This is our third crossing of the Atlantic and each time we've crossed, we wondered how the sailors who did it for the first time managed. They didn't have any GPS or chartplotters ... or charts for that matter. Heck, they didn't even have longitude and latitude figured out, yet they set out into the unknown and sailed across a vast ocean not knowing what they'd find on the other side. Not that we always know where we're going, but at least we have a vague idea of what to expect.
In school, we pretty much gave Christopher Columbus and his crew, all the credit for “discovering” America, as if the indigenous folks didn't know it was there. What's more, we learned at the Dias Museum that Chris and his brothers, devious as they were, had actually stolen the Martellus map of 1490 and altered it in order to get funding for their voyage of discovery. Pesky scamps, huh?
History tells us that the Vikings were probably the first Europeans to touch foot in North America. Icelander Leif Eriksson, famous son of the Norseman Erik the Red, explored in the late 10th century, five centuries before Christopher Columbus was stealing maps. My research indicates that Leif actually had knowledge of a Norse explorer, Bjarni Herjolsson who had discovered the mainland of the Americas c.986. The Vikings really got around.

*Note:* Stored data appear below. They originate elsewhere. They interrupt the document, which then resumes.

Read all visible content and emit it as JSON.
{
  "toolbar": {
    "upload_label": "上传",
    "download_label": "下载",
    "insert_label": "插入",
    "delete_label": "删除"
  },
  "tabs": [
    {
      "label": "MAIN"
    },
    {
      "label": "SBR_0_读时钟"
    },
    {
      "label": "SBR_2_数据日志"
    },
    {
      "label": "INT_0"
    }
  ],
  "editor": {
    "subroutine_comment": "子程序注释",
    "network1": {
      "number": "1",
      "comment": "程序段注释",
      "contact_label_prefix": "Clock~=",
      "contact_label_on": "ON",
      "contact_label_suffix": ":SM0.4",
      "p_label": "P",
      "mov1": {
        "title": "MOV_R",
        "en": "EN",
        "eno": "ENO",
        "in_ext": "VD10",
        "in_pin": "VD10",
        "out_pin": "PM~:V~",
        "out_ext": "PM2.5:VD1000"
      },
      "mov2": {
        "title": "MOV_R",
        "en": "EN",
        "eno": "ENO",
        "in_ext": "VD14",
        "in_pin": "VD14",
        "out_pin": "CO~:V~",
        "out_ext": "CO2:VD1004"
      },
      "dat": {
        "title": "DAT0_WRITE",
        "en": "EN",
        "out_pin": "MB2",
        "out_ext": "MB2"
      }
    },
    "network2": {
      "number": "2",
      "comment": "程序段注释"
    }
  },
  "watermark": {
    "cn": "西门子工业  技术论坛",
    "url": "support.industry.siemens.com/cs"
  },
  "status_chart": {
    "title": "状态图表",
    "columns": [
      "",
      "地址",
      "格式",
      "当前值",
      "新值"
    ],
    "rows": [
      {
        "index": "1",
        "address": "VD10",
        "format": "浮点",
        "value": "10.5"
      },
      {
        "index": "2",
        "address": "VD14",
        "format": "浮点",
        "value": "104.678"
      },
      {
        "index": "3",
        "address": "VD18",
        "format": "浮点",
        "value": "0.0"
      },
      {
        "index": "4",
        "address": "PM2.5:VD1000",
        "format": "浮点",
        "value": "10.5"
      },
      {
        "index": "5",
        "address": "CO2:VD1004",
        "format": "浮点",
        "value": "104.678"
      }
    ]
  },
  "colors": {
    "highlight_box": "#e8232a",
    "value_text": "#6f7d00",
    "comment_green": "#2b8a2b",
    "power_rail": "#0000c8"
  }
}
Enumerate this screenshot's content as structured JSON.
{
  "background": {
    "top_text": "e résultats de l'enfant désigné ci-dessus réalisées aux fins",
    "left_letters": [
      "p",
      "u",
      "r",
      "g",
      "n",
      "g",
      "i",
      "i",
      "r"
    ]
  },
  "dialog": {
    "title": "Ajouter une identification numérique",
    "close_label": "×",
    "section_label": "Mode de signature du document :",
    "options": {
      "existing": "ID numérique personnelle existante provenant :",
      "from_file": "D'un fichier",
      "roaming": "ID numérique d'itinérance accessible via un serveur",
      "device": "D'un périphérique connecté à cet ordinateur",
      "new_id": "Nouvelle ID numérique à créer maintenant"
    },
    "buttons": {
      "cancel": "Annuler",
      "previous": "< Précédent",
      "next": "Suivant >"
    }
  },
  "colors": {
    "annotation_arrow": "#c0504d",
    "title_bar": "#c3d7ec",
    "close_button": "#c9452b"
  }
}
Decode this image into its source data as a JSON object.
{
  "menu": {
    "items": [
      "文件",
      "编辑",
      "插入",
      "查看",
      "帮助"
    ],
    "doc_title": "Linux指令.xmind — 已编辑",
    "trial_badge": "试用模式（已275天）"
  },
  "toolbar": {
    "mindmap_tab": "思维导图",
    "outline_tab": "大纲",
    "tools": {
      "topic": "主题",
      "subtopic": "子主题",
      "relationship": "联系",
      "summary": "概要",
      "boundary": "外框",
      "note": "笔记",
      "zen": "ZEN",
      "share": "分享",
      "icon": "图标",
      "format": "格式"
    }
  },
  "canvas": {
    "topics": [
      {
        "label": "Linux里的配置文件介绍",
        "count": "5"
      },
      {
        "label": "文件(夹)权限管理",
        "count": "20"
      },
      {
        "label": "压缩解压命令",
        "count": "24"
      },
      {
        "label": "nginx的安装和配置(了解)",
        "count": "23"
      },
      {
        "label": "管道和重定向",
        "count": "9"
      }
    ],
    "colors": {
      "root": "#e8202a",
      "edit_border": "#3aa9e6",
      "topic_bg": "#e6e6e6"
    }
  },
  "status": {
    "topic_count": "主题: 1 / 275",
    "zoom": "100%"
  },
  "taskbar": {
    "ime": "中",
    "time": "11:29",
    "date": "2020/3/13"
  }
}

Now here's the surprising one ...
The great Muslim historian and geographer, Abu al-Hasan al-Masudi wrote in 956 of a voyage in 889 from al-Andalus (Muslim Spain). The passage westward lasted for several months and they eventually found a large landmass across the ocean where they traded with the natives, and then returned to Europe. Al-Masudi records this land across the ocean in his famous map and refers to it as “the unknown land”. Sorry, but Muslim history never made into our classrooms.
Okay … enough history. How about some Atlantic crossing trivia?
On 14–15 June 1919, British aviators Alcock and Brown made the first non-stop transatlantic flight. Shortly thereafter, Major George Herbert Scott of the RAF flew the rigid Airship R34, with crew and passengers, from East Fortune, Scotland to Mineola, New York in 1919.
Charles Lindberg in the "Spirit of St. Louis" departed Roosevelt Field, New York, on May 20, 1927 on his successful attempt to fly nonstop from New York City to France, completing the first solo crossing of the Atlantic in 33.5 hours.
The first successful transatlantic flight in a balloon was the Double Eagle II from Presque Isle, Maine, to Miserey, France in 1978.
Nine of Cups will break no records crossing the Atlantic, but we're hoping we manage to get to the other side.